"Neue Jobs entstehen dadurch kaum"

- Mit einem Kombilohnmodell will Arbeitsminister Franz Müntefering (SPD) 100 000 neue Jobs für ältere Arbeitslose schaffen. Karl Brenke, Arbeitsmarktexperte beim Deutschen Institut für Wirtschaftsforschung (DIW), warnt dagegen vor Mitnahmeeffekten.

Sind Kombilöhne die neue Wunderwaffe für die Arbeitsmarktprobleme?

Karl Brenke: Es gibt bereits in Deutschland verschiedene Kombilohnmodelle. Zudem versucht der Staat bereits mit Einstiegszuschüssen und Ähnlichem, ältere Arbeitslose wieder in Arbeit zu bringen. Die Erfahrungen und diverse Untersuchungen zeigen jedoch, dass Kombilohnmodelle mit erheblichen Problemen behaftet sind. Entweder wird wenig ausgegeben, dann werden die Maßnahmen kaum in Anspruch genommen. Oder es fließen reichlich Mittel, die dann aber in einem extrem ungünstigen Verhältnis zu den zusätzlichen Beschäftigungsmöglichkeiten stehen.

Kritiker warnen auch vor einem Drehtüreffekt.

Brenke: Mitnahme- und Drehtüreffekte sind eine weitere Gefahr. Unternehmer ersetzen einen jüngeren Beschäftigten durch einen älteren, bezuschussten Mitarbeiter. Neue Jobs entstehen dadurch in der Summe kaum.

CSU-Chef Stoiber will solche Mitnahmeeffekte ausschließen.

Brenke: Mitnahmeeffekte können Sie nicht verhindern. Wenn die Große Koalition einen Kombilohn einführt, muss sie auch mit diesen negativen Effekten leben. Wir lehnen Kombilöhne daher ab.

100 000 neue Jobs erwartet Müntefering - eine realistische Annahme?

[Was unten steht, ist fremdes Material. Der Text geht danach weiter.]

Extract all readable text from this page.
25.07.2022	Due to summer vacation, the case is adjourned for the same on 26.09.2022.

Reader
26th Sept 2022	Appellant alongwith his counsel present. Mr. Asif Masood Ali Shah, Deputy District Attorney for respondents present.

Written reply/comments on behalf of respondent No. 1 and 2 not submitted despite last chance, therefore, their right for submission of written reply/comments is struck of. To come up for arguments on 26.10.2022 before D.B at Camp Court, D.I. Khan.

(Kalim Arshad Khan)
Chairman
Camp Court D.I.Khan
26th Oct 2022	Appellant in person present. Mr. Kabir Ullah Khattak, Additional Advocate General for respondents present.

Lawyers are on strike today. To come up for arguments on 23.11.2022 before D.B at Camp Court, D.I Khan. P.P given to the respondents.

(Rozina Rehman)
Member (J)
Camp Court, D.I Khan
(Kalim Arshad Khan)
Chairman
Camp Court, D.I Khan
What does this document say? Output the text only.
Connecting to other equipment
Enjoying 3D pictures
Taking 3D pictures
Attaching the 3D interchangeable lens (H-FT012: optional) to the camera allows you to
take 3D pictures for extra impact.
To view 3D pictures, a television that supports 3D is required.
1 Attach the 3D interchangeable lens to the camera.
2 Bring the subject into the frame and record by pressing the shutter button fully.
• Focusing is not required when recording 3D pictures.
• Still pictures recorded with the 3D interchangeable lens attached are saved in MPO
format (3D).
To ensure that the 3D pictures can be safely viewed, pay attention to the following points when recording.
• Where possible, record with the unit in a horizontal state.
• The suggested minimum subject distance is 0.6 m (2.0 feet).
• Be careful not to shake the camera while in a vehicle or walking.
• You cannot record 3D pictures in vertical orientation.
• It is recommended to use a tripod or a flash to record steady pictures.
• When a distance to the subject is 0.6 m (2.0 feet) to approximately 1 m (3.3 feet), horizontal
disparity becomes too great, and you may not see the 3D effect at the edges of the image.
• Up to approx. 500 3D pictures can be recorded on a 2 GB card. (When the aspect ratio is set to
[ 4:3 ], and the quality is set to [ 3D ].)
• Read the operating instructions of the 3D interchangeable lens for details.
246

Brenke: Das ist eine Frage, wie viel Geld Sie in die Hand nehmen. Wenn die Lohnzuschüsse hoch genug sind, ist dies vielleicht zu schaffen. Es bleibt aber dabei: Kombilöhne sind eine sehr teure Maßnahme, die arbeitsmarktpolitisch wenig bringt.

Dennoch fordert CSU-Generalsekretär Markus Söder, Kombilöhne auch für unter 25-Jährige.

Brenke: Vielleicht gibt es bald Kombilöhne für die gesamte Gesellschaft. Die DDR lässt grüßen. Nein, jetzt im Ernst: Mit Lohnzuschüssen sollte der Staat sehr vorsichtig sein. Sie führen immer zu Verzerrungen auf dem Markt. Außerdem haben Subventionen immer eine Nebenwirkung: Man gewöhnt sich daran - und es bildet sich eine ausgeprägte Subventionsmentalität heraus.

Was sollte die Große Koalition statt Kombilöhnen einführen?

Brenke: Statt Millionen in Kombilöhne zu stecken, sollte die Bundesregierung mehr in die öffentliche Infrastruktur investieren. Oder Bildung und Forschung stärker fördern - all das ist gewiss besser als Kombilöhne.